Dossier : IMM-8420-21

Référence : 2023 CF 14

Ottawa (Ontario), le 4 janvier 2023

En présence de la juge en chef adjointe Gagné

ENTRE :

RONALD FERNANDO ORREGO SUAREZ

NATALIA SALDARRIAGA

JUANITA ORREGO SALDARRIAGA

JUAN JOSE ORREGO SALDARRIAGA

demandeurs

et

LE MINISTRE DE LA CITOYENNETÉ ET DE L’IMMIGRATION

défendeur

JUGEMENT ET MOTIFS

[1] Les demandeurs sont membres d’une famille colombienne arrivée au Canada en mai 2018, après avoir passé plus de quatre ans aux États-Unis. Ils ont demandé l’asile alléguant craindre la persécution de membres d’une bande criminalisée dans leur pays.

[2] La Section d’appel des réfugiés [SAR] a confirmé la décision de la Section de la protection des réfugiés [SPR] et a rejeté la demande d’asile des demandeurs au motif qu’ils possédaient une possibilité de refuge intérieur à Bogota, Barranquilla ou Cartagena.

[3] Pour les motifs qui suivent, cette demande de contrôle judiciaire est rejetée.

I. Faits

[4] Les faits relatés ici se trouvent dans le fondement de la demande d’asile des demandeurs et dans le témoignage qu’ils ont rendu devant la SPR.

[5] En 2003, le demandeur principal et son frère ont loué un appartement à un individu surnommé Raton. Ils ont subséquemment appris que ce dernier était membre de la Banda Calatrava, le groupe criminel principal du quartier Calatrava, à Medellín. Raton a subséquemment insisté pour que le demandeur principal se joigne à la bande.

[6] En 2011, Raton l’aurait menacé de mort s’il ne se joignait pas à eux; peu de temps après, Raton a été incarcéré et demeure incarcéré depuis.

[7] En novembre 2013, des membres de la bande se sont présentés au lieu de travail du demandeur principal pour l’informer que Raton le cherchait et qu’il voulait obtenir de l’argent et des informations confidentielles sur certains clients du demandeur. Puisqu’il a refusé, il a été agressé et menacé de mort par deux individus liés à Raton.

[8] Le demandeur principal a quitté la Colombie pour les États-Unis en janvier 2014.

[9] En mai 2014, deux individus armés auraient braqué leur arme sur son épouse demeurée en Colombie; ils lui auraient mentionné appartenir au Clan del Golfo, un des cartels les plus puissants de la Colombie, et auraient indiqué que leur patron, Raton, cherchait le demandeur principal.

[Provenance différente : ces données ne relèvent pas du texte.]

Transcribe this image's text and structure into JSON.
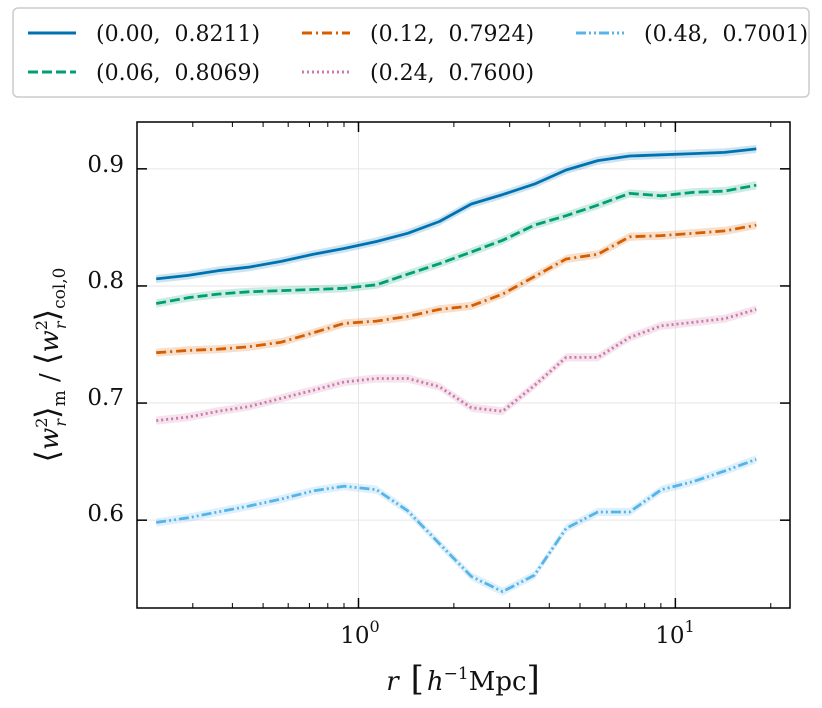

[10] La demanderesse et ses deux enfants ont quitté en septembre 2014 pour rejoindre le demandeur principal aux États-Unis.

[11] En février 2018, deux individus se serait présentés au domicile d’une tante du demandeur principal. Ils lui auraient mentionné que puisque le demandeur principal a trahi le Clan del Golfo, on attendait son retour au pays pour le punir.

[12] Les demandeurs ont traversé la frontière canado-américaine en mai 2018 pour demander l’asile au Canada.

II. Décision contestée

[13] La SAR a rejeté l’appel de la décision négative de la SPR puisqu’à son avis, les demandeurs n’ont pas démontré qu’il existait une possibilité sérieuse qu’ils soient exposés à une menace à leur vie dans l’une des trois villes proposées comme possibilité de refuge intérieur.

[14] Premièrement, la SAR a conclu que la preuve documentaire objective ne permettait pas d’établir un lien entre la Banda Calatrava et le Clan del Golfo, et ce même si lors des deux derniers évènements relatés par les demandeurs — et qui seraient survenus suite au départ du demandeur principal — les individus se sont présentés comme des membres du Clan del Golfo.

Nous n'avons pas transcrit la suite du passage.